Section 29(3) of the Insurance Contracts Act permits a life insurer to avoid a life insurance policy within three years of an insured’s non-disclosure or misrepresentation - even if the insured’s non-disclosure or misrepresentation was not fraudulent.
This did not sit well with the Royal Commission into Misconduct in Banking, Superannuation and Financial Services Industry. It recommended that Section 29(3) be limited. The insurer can still avoid the policy in the face of an innocent non-disclosure or misrepresentation but only if it can show that it would not have entered into the policy on any terms if the relevant matters had been disclosed or properly represented.

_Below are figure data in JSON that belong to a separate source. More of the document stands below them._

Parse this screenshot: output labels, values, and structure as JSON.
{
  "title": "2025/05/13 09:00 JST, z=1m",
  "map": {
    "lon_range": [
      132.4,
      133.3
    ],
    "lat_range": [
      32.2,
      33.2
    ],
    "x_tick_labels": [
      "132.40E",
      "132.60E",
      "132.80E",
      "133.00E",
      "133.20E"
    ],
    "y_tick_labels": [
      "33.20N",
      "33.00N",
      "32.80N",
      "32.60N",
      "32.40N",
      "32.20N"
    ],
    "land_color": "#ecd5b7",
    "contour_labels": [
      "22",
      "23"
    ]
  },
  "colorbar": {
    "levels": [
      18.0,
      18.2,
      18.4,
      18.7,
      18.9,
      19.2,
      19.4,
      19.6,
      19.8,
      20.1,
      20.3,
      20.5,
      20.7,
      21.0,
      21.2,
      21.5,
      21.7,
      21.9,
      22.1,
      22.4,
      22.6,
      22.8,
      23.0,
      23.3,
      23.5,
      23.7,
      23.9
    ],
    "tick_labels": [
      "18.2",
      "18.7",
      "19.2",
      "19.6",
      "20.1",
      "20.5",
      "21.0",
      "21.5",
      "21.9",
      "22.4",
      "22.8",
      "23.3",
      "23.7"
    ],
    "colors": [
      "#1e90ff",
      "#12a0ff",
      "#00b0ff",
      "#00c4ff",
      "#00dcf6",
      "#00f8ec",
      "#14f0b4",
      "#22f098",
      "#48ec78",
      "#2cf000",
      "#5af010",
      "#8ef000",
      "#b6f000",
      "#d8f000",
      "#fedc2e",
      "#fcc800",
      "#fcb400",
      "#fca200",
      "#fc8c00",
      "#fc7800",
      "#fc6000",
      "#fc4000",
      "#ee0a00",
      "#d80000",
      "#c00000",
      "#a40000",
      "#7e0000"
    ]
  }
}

Draft legislation capturing the Royal Commission’s sentiments has now been released. The Federal Government proposes that section 29(3) be amended to read as follows:
a) the failure was not fraudulent or the misrepresentation was not made fraudulently; and
b) the insurer would not have been prepared to enter into a contract of life insurance with the insured on any terms, if the duty of disclosure has been complied with or the misrepresentation and not been made;
the insurer may, within three years after the contract was entered into, avoid the contract.
There is now a further hurdle for the insurer to pass. It must show that all been properly revealed, it would not have entered the policy at all. I stress ‘at all’.
So, let’s assume that these amendments are passed. What is the practical implication for life insurers?
Insurers’ paperwork needs to be solid. They need to review their underwriting manuals to make sure that any examination supports their position. If they would not have entered into the policy ‘at all’, the manuals need to say so credibly.